An unforgettable moment for Meir occurred during one of the prayers in the small synagogue upstairs. The Rebbe looked at him penetratingly for a long moment, and Meir felt that the Rebbe was examining him from within and without.

The atmosphere in the Rebbe's synagogue won Meir over. During his time in New York, he threw himself in to his studies at the Yeshiva. For the first time, he experienced the depth and intellectual clarity that comes from studying Talmud; he also spent many hours in contemplating the penetrating themes of Chassidic discourse.

A month before his planned return to Israel, Meir set an appointment for a private audience with the Rebbe. During the audience, one question Meir brought up was about the beard and kippa that he had recently begun to sport, as a symbol of his new-found adherence to Chassidism. His father was elderly and had a weak heart, and Meir worried that the changes in him would disturb his father and affect his health.

The Rebbe responded unequivocally: He first offered his blessings for health and success for Meir's father.

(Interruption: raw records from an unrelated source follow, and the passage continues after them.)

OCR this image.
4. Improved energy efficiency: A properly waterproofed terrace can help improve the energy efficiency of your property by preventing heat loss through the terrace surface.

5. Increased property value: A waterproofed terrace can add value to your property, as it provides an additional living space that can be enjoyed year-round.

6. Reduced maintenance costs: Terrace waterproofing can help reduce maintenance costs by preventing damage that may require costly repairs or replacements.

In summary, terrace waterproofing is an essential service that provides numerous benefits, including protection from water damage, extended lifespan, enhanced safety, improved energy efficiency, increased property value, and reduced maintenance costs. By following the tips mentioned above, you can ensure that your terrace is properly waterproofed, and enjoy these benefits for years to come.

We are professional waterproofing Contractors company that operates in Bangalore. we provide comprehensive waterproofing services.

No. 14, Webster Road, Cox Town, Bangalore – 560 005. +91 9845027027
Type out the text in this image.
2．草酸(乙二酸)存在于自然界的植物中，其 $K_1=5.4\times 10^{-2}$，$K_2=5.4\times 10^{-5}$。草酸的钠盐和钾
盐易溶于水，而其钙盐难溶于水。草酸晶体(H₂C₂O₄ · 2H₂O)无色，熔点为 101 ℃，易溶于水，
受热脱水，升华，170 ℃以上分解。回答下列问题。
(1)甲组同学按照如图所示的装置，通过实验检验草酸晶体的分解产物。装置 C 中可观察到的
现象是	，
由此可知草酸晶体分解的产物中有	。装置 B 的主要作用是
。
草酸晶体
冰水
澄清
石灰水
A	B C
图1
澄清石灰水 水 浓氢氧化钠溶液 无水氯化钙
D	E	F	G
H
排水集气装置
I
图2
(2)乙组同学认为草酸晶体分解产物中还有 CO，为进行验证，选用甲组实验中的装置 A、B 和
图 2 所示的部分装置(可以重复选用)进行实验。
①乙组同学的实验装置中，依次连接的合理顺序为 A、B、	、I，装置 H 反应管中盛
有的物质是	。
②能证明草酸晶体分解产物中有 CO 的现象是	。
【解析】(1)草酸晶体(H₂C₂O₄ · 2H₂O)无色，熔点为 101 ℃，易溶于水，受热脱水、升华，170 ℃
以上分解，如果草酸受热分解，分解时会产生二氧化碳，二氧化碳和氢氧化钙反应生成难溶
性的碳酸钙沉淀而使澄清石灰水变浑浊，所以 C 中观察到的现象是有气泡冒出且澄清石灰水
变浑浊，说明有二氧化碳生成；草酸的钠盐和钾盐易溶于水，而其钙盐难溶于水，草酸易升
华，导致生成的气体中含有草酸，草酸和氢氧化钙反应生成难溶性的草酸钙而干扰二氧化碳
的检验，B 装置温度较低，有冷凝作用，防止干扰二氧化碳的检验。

Afterwards, the Rebbe told Meir to be wary of going home with a "wishy-washy" approach. Rather, he should return with pride and firmness in his chosen direction in life. If Meir's family will see that he is secure in his path, there will be less recrimination and resistance, and also no ill effects on his father's health, G-d forbid.

 Indeed, the Rebbe's blessing was fulfilled in full. Despite his illness, Meir's father lived another 20 years and reached the age of 84--something that none of his doctors would have predicted.

Meir's final question was regarding his future employment. He held a degree in engineering, and planned to find a job that would assure him of a decent livelihood. Meir wanted the Rebbe's consent and blessing.

The Rebbe's response threw him off somewhat: "If livelihood and money are your greatest concerns, then you have a profession for yourself. However, money isn't the most important thing in life. You should work in education."

After returning to Israel, Meir consulted with respected Chassidim. All were in agreement that he would be suited for a profession as an educator.

Much later, Meir found out something that proved how accurately the Rebbe had sized up his character and aptitude. As a high school student, Meir had taken a psychological test, but at the time, his father had refused to show him the results. The test had shown that Meir was more suited for spiritual pursuits than material ones. His father, however, wanted him to complete his studies in university and have a profession, so he chose not to reveal this.

While Meir was in college, although he was a diligent student he never felt particularly drawn to his studies. He did what he had to do to achieve good grades, but nothing more.

When Meir's father heard the Rebbe's advice, he couldn't conceal his amazement, and told Meir what the test results had shown.

To this day, Meir maintains the path in life that the Rebbe had suggested for him. He serves as a very successful principal of the Tzemach Tzedek school, a Chabad elementary school in Petach Tikvah.